Книга Похищенное дело. Распутин - Эдвард Радзинский
Шрифт:
Интервал:
Закладка:
Какой интересный выдался 1910 год… В разгар славы мужика нарастает опасная атака против него. И идет она по широкому фронту: Гермоген – Феофан – Тютчева – Вишнякова – изгнание из дома Лохтиной.

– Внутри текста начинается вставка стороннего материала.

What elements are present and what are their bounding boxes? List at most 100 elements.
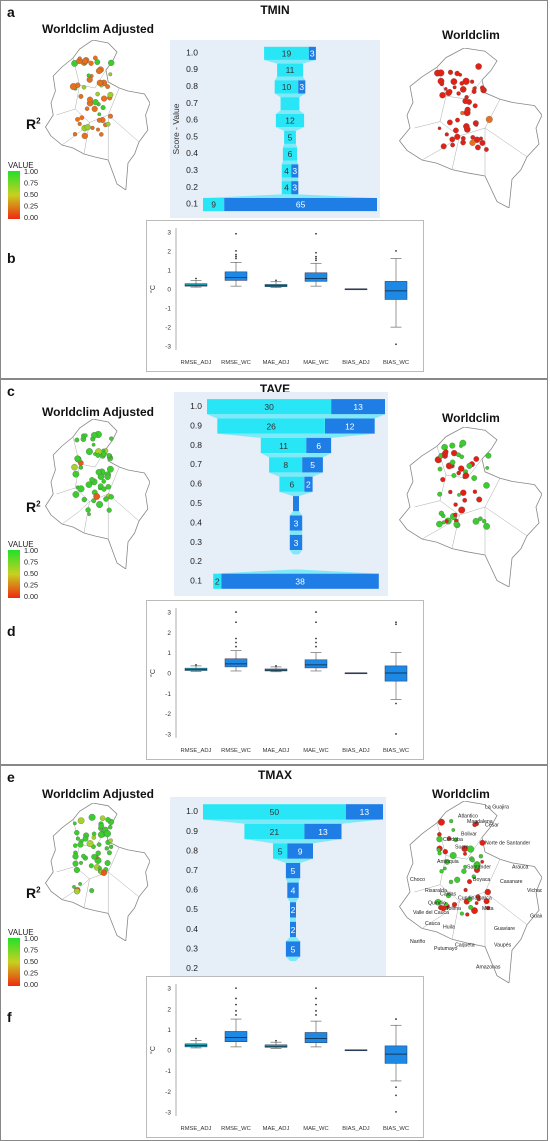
- legend-tick: 1.00: [24, 546, 38, 555]
- station-point: [442, 866, 447, 871]
- station-point: [479, 839, 486, 846]
- station-point: [99, 132, 104, 137]
- funnel-value-worldclim: 65: [296, 200, 306, 210]
- station-point: [109, 436, 114, 441]
- region-label: Tolima: [446, 906, 461, 912]
- station-point: [459, 81, 465, 86]
- x-tick-label: RMSE_WC: [221, 748, 251, 754]
- box-outlier: [315, 641, 317, 644]
- station-point: [448, 879, 454, 885]
- box-outlier: [275, 664, 277, 667]
- funnel-connector: [217, 433, 375, 438]
- station-point: [453, 837, 459, 843]
- panel-letter-c: c: [7, 383, 15, 399]
- funnel-bar-adjusted: [203, 804, 346, 820]
- department-border: [484, 506, 528, 537]
- funnel-level-label: 0.4: [186, 924, 198, 934]
- funnel-value-worldclim: 12: [345, 421, 355, 431]
- station-point: [92, 99, 99, 106]
- r2-label: R2: [26, 116, 41, 132]
- station-point: [74, 455, 81, 462]
- station-point: [471, 475, 478, 481]
- station-point: [108, 838, 113, 843]
- region-label: Magdalena: [467, 819, 493, 825]
- funnel-value-adjusted: 21: [270, 827, 280, 837]
- funnel-connector: [285, 937, 301, 942]
- funnel-bar-worldclim: [285, 941, 301, 957]
- y-tick-label: 1: [167, 1027, 171, 1034]
- x-tick-label: MAE_WC: [303, 1126, 328, 1132]
- x-tick-label: BIAS_WC: [383, 1126, 409, 1132]
- station-point: [93, 493, 101, 500]
- station-point: [459, 454, 465, 460]
- funnel-level-label: 0.7: [186, 865, 198, 875]
- funnel-value-adjusted: 11: [279, 441, 288, 451]
- y-tick-label: 0: [167, 671, 171, 678]
- station-point: [461, 868, 467, 874]
- legend-title: VALUE: [8, 928, 34, 937]
- r2-letter: R: [26, 116, 37, 132]
- funnel-value-worldclim: 3: [292, 183, 297, 193]
- funnel-connector: [264, 59, 316, 64]
- station-point: [86, 840, 94, 848]
- funnel-bar-adjusted: [244, 823, 305, 840]
- funnel-value-adjusted: 6: [290, 480, 295, 490]
- box-outlier: [235, 255, 237, 258]
- station-point: [448, 489, 453, 495]
- panel-letter-f: f: [7, 1009, 12, 1025]
- funnel-bar-adjusted: [280, 97, 300, 111]
- station-point: [459, 439, 467, 447]
- funnel-bar-worldclim: [325, 418, 375, 434]
- station-point: [107, 465, 114, 473]
- box-frame: [146, 600, 424, 760]
- funnel-bar-adjusted: [277, 63, 303, 77]
- legend-tick: 0.50: [24, 569, 38, 578]
- funnel-value-adjusted: 10: [282, 82, 292, 92]
- x-tick-label: BIAS_WC: [383, 360, 409, 366]
- station-point: [82, 835, 89, 842]
- region-label: Casanare: [500, 879, 523, 885]
- station-point: [442, 849, 448, 855]
- funnel-value-worldclim: 3: [292, 166, 297, 176]
- station-point: [72, 860, 79, 867]
- funnel-value-adjusted: 30: [264, 402, 274, 412]
- station-point: [468, 904, 474, 910]
- station-point: [98, 866, 102, 870]
- station-point: [100, 105, 106, 111]
- station-point: [75, 82, 81, 88]
- station-point: [78, 882, 82, 886]
- station-point: [97, 112, 102, 117]
- station-point: [82, 57, 89, 64]
- funnel-level-label: 0.7: [190, 459, 202, 469]
- station-point: [485, 452, 492, 459]
- station-point: [108, 59, 115, 67]
- station-point: [434, 898, 442, 906]
- station-point: [459, 911, 464, 916]
- station-point: [105, 484, 112, 490]
- station-point: [463, 851, 467, 856]
- station-point: [478, 516, 483, 521]
- funnel-bar-worldclim: [287, 882, 299, 898]
- station-point: [71, 463, 78, 471]
- region-label: Quindio: [428, 901, 446, 907]
- station-point: [97, 831, 105, 838]
- station-point: [485, 466, 490, 470]
- station-point: [101, 479, 106, 484]
- region-label: Amazonas: [476, 964, 501, 970]
- station-point: [460, 110, 465, 116]
- x-tick-label: MAE_ADJ: [263, 748, 290, 754]
- station-point: [77, 485, 85, 493]
- station-point: [91, 498, 97, 504]
- box-outlier: [395, 1086, 397, 1089]
- station-point: [441, 513, 446, 519]
- station-point: [106, 850, 112, 856]
- region-label: Caldas: [440, 892, 457, 898]
- funnel-level-label: 0.9: [186, 64, 198, 74]
- region-label: Santander: [467, 864, 491, 870]
- station-point: [449, 136, 456, 143]
- station-point: [81, 132, 88, 140]
- map-right-title: Worldclim: [432, 787, 490, 801]
- station-point: [458, 506, 466, 514]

В том же году против Распутина развязывается бурная кампания в прессе. Крупнейшие газеты начинают печатать бесчисленные статьи о «малограмотном и развратном мужике-хлысте, имеющем большую популярность в некоторых придворных кругах». Материалы о Распутине становятся сенсацией, на них теперь буквально набрасывается читающая публика. Оппозиционная правительству кадетская газета «Речь» публикует целый ряд таких статей. В довершение всего – мощный залп по Распутину из Москвы, из кругов, близких к великой княгине Елизавете Федоровне. Входивший в ее окружение Михаил Новоселов, ассистент профессора Московской Духовной академии и издатель «Религиозно-философской библиотеки», напечатал серию сенсационных материалов: «Прошлое Григория Распутина», «Духовный гастролер Григорий Распутин», «Еще нечто о Григории Распутине»… В них была опубликована исповедь некоей соблазненной Распутиным девицы, упоминалось о расследованиях Тобольской консистории, обвинявшей его в хлыстовстве…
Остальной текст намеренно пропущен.